The only area where I do not agree completely with my noble friend is the need for primary legislation to address this issue. I assure the House that existing legislation in relation to the GMC and the Care Quality Commission can be used to achieve the same effect as this amendment, which we therefore believe is not necessary. Doctors are already required to declare their competing and potentially competing interests. The GMC can take, and has taken, action against doctors who fail to meet these requirements, and serious or persistent breaches that pose a risk to patient safety or public trust can put a registrant’s registration at risk. My department is working with the CQC and equivalent organisations across the devolved Administrations to ensure that effective monitoring of the system is in place.

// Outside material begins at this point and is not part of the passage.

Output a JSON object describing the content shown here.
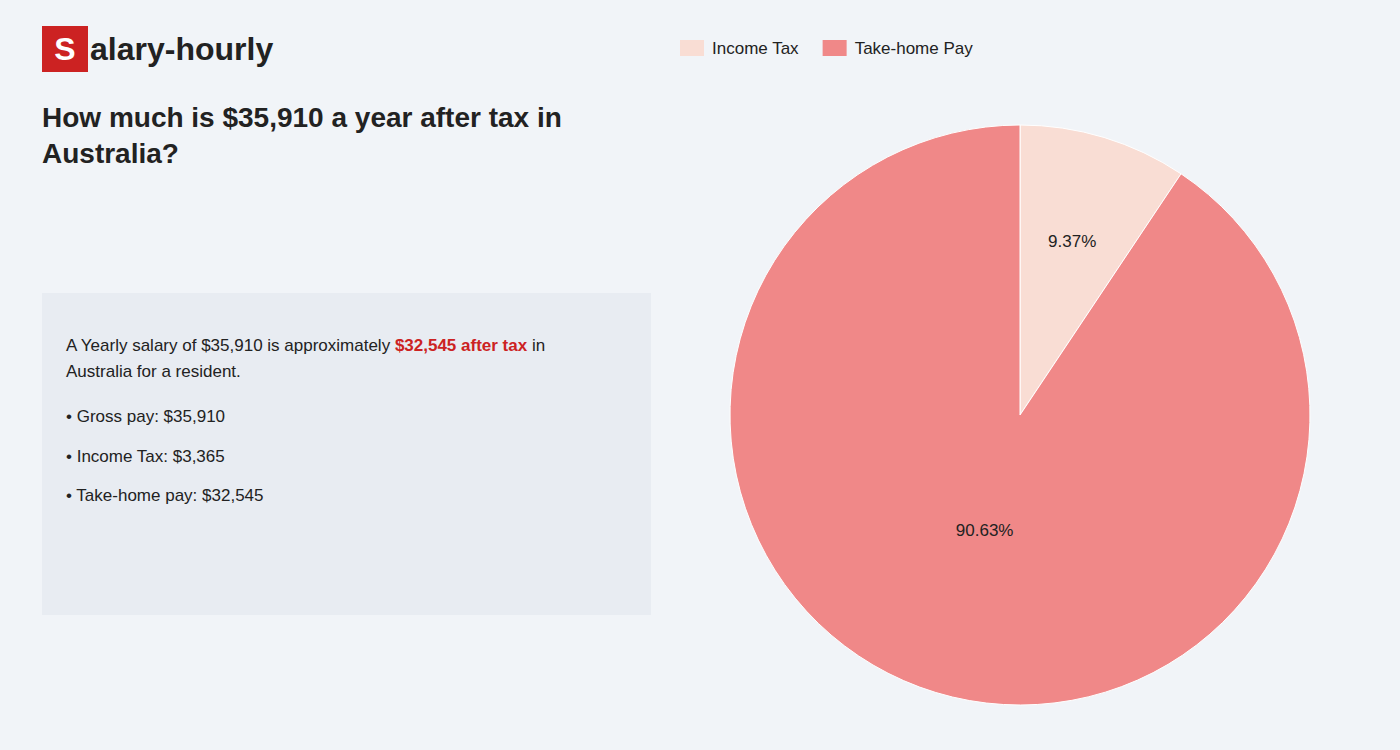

My noble friend Lady Cumberlege raised the important issue of appraisal. As part of their annual appraisal, doctors are required by the GMC to submit a probity statement, which requires them to confirm that they have declared and managed any conflicts of interest appropriately. We are looking to take forward work in this area and we will work with stakeholders to make sure that this is clearer. Work is moving forward to ensure that doctors are open and honest about their competing and potentially competing interests, to avoid some of the problems that the noble Lord, Lord Mawson, pointed out. My officials would be delighted to meet my noble friend Lady Cumberlege and other Peers in early summer to provide an update on the progress of implementation.
With all that, I hope I have given noble Lords sufficient reassurance that they feel able to withdraw or not press their amendments and I commend the amendments in my name.